In 1994, after Jones fired Johnson, I wrote a story in this magazine supporting Jones, observing that only in a sport as narcissistic as pro football could a man be criticized for meddling with his own property. I take it back. I’ve come to understand that institutions have a life of their own, separate and apart from the person who might temporarily hold the deed. In the beginning the Cowboys were little more than a rich man’s hobby for Clint Murchison, but as the team grew in stature, he understood that he was only a caretaker. Murchison was a quiet man with an ironic smile, a first-rate brain, and a dark sense of humor. He left all the organizational decisions to Schramm and all the football decisions to Landry. As far as I know, he never even attended a league meeting, much less a team meeting. He was too busy being a captain of industry. Jerry Jones is a joke around the NFL, a laughingstock, but Murchison would have enjoyed him as a punch line. Enjoyed and then dismissed him.

Jones does not have the humility to be a caretaker. Or, apparently, the stability. I didn’t realize it back in 1994, but Jones is haunted almost to the point of neurosis by Jimmy Johnson’s ghost. Haunted men act out of desperation, and Jones is desperate to prove one thing: that he can win without Johnson. A man this bullheaded, this self-righteous and self-assured, will destroy the team if that’s what it takes. After all, in his view, this is his property.

I believe Jones when he says that he knows where he is and what he’s doing. That doesn’t mean he’s smart or right, only that he’s obstinate. He’s hardly the only bull in the china shop of professional sports, but he may be the only one not handicapped by introspection or programmed to duck when the bricks start flying. Compared with George Steinbrenner, Jones is a puppy chewing up the furniture. Steinbrenner has the diabolical complexity of a Dickens experiment run amok, a Scrooge, a Heep, and a Micawber rolled into one. His Yankees may win ugly, but they win big and often. Al Davis is the most hated owner in the NFL, moving the Raiders up and down the coast of California like a band of Hell’s Angels, but nobody snickers behind his back.

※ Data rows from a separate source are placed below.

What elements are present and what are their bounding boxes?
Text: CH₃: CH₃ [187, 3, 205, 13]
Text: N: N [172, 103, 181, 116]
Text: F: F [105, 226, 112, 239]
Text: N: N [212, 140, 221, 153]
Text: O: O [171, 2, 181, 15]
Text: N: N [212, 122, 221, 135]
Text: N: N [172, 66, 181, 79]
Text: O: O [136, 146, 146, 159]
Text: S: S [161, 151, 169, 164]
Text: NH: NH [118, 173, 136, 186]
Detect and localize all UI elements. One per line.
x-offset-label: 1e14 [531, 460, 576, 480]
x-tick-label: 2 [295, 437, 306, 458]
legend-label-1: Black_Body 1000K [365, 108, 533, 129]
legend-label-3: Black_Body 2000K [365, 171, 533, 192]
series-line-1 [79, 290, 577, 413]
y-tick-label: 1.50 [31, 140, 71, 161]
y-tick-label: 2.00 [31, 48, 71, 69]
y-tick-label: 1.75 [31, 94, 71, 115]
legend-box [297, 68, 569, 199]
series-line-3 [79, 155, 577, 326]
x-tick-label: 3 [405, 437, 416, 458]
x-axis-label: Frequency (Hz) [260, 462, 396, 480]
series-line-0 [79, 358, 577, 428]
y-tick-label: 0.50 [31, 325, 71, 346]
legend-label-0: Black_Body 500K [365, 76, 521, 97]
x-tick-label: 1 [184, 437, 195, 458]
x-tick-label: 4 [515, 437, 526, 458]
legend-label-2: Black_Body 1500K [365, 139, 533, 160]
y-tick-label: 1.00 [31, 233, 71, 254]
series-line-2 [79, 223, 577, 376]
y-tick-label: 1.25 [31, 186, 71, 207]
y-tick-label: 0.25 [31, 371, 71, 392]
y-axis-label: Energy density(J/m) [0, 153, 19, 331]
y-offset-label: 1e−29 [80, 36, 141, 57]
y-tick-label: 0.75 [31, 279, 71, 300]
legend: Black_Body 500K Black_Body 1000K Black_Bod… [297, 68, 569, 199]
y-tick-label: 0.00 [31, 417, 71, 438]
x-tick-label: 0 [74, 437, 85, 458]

When Jones cut Tony Banks, he spoke of his need to “burn the bridges.” In his delusions he imagines that starting over is easy. Keep your head down and don’t look back. He must sense that Cowboys fans are restless, that they are losing patience, that to gain and keep their allegiance, the Cowboys have to do more than show up. In that respect, the big shakeup was probably his only move. It bought him time. The team would have gone nowhere with Banks. Carter? He’s an unknown, a prospect, a hope, however remote. “Also, if Quincy doesn’t pan out, we will have had a year to evaluate, with an eye on the 2002 draft,” Jones told me in the dining room at the Hyatt, flicking that shopworn smile.

And if that doesn’t work out, there’s always the year after, right? Don’t think so, Jerry. A lot of us are jumping off this train wreck.